Ericsson also posted worst than expected results last week and its fourth consecutive quarter in the red due to weaker demand in China.
Huawei overtook Ericsson as the world’s largest maker of mobile network gear last year, thanks in part to the rise of China as the world’s biggest smartphone market, as well as cost efficiencies derived from its vast home market.
The United States restricts the sale of Huawei network equipment due to national security concerns.
Nokia’s network sales fell 9 percent in the third quarter to 4.8 billion euros ($5.7 billion), while operating profit in the business dropped 23 percent to 334 million. Analysts’ average forecasts in a Reuters poll were 5.0 billion and 432 million respectively.
Chief Executive Rajeev Suri said consolidation among wireless operators and fewer technology upgrades were hitting demand, while competition in China had toughened.
“The early positioning for 5G is well underway in that country and the cost of gaining or even maintaining footprint is significant ... We want to ensure the right long-term footprint, but not at any cost,” Suri told a conference call.
“Operator consolidation and M&A activity are also creating some near-term headwinds ... This is largely a North American issue,” he added.
Sources told Reuters this week that T-Mobile and Sprint, the third- and fourth-largest US wireless carriers, were laying the groundwork for a possible merger.
Bankers and investors expect the deal, if successful, could trigger a new wave of global tie-ups in the telecom industry, which would reduce the pool of potential clients for gear makers.
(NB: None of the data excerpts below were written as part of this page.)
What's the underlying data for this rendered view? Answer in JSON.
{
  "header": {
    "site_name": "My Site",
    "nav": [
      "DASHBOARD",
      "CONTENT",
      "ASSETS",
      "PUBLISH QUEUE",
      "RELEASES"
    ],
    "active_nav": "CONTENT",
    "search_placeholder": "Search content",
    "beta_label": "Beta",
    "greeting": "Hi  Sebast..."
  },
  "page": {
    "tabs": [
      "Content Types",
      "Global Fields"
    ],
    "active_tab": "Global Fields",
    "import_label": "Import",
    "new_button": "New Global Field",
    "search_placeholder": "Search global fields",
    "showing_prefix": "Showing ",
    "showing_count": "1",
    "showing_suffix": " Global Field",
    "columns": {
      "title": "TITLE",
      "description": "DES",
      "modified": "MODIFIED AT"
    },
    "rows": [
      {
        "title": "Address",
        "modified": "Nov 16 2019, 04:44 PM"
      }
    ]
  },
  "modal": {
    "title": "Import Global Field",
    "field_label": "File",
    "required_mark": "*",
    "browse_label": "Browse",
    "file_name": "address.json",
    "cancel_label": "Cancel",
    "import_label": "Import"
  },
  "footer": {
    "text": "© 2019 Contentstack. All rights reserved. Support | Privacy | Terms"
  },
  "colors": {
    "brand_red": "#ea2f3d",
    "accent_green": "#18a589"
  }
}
Nokia estimated the global market would fall 4-5 percent this year, compared with a previous forecast for a 3-5 percent drop, followed by a 2-5 percent fall in 2018.
“Significant new spending will only come when 5G accelerates,” Suri said, adding he believed that would start in 2019.
Ericsson, whose enterprise value is around 11 times forecast earnings compared with 9 at Nokia, said last week it had detected signs of improvement in the market, lifting its shares. But they fell back 5 percent after Nokia’s report.
“This (Nokia’s guidance) was a surprise. Ericsson gave reason to believe that the market was in a better shape. Many people had expected 2018 market growth around zero,” said analyst Hannu Rauhala at OP Equities with a “buy” rating for Nokia.
Nokia’s total quarterly profit jumped 20 percent to 668 million euros, above analysts’ forecasts due to a one-off payment of 180 million euros from a settled patent dispute with LG Electronics.
Once the world’s largest handset maker, Nokia sold its mobile phone business to Microsoft in 2014 and has since focused on networks and patents. Last year, it bought Franco-American rival Alcatel-Lucent in a 15.6 billion euro deal.